Alors déjà, commençons par ça.

Tu ne sais pas répondre à une devinette… et hop, tu me donnes ta langue ?

Mais qu’est-ce que je suis censé en faire, moi ? Une collection ? Un buffet ?
Franchement, garde-la. Ça m’arrange.

«Il n’y a pas un chat»

Ah oui, celle-là aussi.

Dès qu’il n’y a personne, tu dis qu’il n’y a pas un chat.
Donc en gros, je suis ton unité de mesure de la vie sociale ?

C’est flatteur… mais un peu réducteur.

«Appeler un chat un chat»

Enfin une expression qui me plaît.

Dire les choses franchement, sans détour. Voilà qui est digne de moi. Parce que moi, contrairement à toi, je ne tourne pas autour du pot.

Je veux manger ? Je miaule.
Je veux sortir ? Je miaule.
Je veux sortir… puis rentrer 3 secondes après ? Je miaule encore.

Clair.
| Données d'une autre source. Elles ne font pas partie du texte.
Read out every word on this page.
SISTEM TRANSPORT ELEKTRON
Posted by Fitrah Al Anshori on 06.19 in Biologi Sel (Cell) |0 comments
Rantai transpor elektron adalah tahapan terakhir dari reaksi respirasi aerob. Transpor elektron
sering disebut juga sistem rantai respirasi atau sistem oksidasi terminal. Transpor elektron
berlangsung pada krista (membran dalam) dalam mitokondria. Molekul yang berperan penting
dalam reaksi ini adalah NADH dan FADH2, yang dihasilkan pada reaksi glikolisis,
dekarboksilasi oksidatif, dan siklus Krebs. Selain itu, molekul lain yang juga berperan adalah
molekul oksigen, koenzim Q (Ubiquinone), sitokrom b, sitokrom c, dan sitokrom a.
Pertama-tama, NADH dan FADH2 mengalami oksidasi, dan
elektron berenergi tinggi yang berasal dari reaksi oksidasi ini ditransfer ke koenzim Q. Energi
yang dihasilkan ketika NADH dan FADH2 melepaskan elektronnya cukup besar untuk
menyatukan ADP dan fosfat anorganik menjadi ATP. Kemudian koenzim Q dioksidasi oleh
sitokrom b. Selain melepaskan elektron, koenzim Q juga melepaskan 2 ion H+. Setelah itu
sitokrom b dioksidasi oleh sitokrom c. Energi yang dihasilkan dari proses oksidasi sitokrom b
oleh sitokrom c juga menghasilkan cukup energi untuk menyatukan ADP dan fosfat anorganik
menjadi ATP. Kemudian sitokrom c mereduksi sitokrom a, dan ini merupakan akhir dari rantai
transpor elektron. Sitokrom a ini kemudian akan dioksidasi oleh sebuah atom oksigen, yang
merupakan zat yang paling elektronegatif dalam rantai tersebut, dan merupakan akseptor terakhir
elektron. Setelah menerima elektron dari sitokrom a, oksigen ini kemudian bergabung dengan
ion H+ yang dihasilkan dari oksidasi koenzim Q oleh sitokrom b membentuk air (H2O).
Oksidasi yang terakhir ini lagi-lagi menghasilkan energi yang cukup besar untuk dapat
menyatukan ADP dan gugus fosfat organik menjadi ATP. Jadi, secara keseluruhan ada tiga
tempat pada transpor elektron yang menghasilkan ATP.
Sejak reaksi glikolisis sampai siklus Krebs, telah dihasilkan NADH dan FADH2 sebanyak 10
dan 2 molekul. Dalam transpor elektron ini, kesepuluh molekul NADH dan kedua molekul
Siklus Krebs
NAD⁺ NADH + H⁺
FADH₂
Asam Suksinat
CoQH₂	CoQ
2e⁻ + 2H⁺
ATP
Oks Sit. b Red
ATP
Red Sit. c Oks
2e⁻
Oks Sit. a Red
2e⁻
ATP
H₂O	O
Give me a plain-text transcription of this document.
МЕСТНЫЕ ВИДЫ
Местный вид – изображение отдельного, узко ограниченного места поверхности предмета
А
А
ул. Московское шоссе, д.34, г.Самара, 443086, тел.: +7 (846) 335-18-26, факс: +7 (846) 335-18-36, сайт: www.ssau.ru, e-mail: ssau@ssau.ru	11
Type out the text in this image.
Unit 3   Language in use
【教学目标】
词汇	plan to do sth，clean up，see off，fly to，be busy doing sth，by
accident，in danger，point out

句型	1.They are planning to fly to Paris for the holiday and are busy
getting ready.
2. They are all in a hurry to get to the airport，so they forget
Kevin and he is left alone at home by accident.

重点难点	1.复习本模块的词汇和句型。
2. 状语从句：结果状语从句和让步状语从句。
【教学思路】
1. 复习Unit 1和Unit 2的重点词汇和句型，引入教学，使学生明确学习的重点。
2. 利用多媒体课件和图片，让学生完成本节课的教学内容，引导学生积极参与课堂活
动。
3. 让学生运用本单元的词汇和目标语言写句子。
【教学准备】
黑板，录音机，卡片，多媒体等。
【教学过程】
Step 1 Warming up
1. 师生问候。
Net. Efficace.

«Quand le chat n’est pas là, les souris dansent»

Alors là… parlons-en. Tu crois vraiment que je ne sais pas ce qui se passe quand je ne suis pas là ? Spoiler : je sais tout.

Je te vois.
Je vous vois, les souris.

Et crois-moi, je reviendrai.

«Faire une toilette de chat»

Alors ça, c’est carrément insultant. Tu veux dire vite fait, mal fait ?
Excuse-moi, mais moi je passe des heures à être impeccable.

Si tu faisais comme moi, tu serais probablement beaucoup plus présentable.

«Avoir d’autres chats à fouetter»

Pardon ? Déjà, personne ne fouette personne, merci bien.
Ensuite, si tu as mieux à faire, dis-le simplement.

Pas besoin de m’impliquer dans tes histoires douteuses.

«Retomber sur ses pattes»

Ah, enfin quelque chose de vrai. Oui, ça c’est moi. Élégant, précis, toujours sur mes pattes.

Toi, tu appelles ça de la chance. Moi, j’appelle ça du talent.

«Avoir un chat dans la gorge»

Encore une fois, je suis mêlé à une situation bizarre.

Tu es enroué… et c’est moi le problème ? Je n’étais même pas là, je te signale.

«La nuit, tous les chats sont gris»

Celle-là est presque poétique. Et plutôt juste, d’ailleurs.
La nuit, tout devient plus flou… sauf moi.

Moi, je vois très bien. Toujours.

Conclusion: tu parles de moi… mais me comprends-tu vraiment?

Tu vois, le problème, ce n’est pas que tu utilises mon nom partout. Le problème, c’est que tu crois me connaître.

Mais moi, je suis :

  • indépendant

  • mystérieux

  • élégant

  • et un peu supérieur (soyons honnêtes)

Alors la prochaine fois que tu utilises une expression avec "chat”…
pense à moi.

Ou mieux : demande-moi directement. Je te répondrai. Enfin… si j’en ai envie.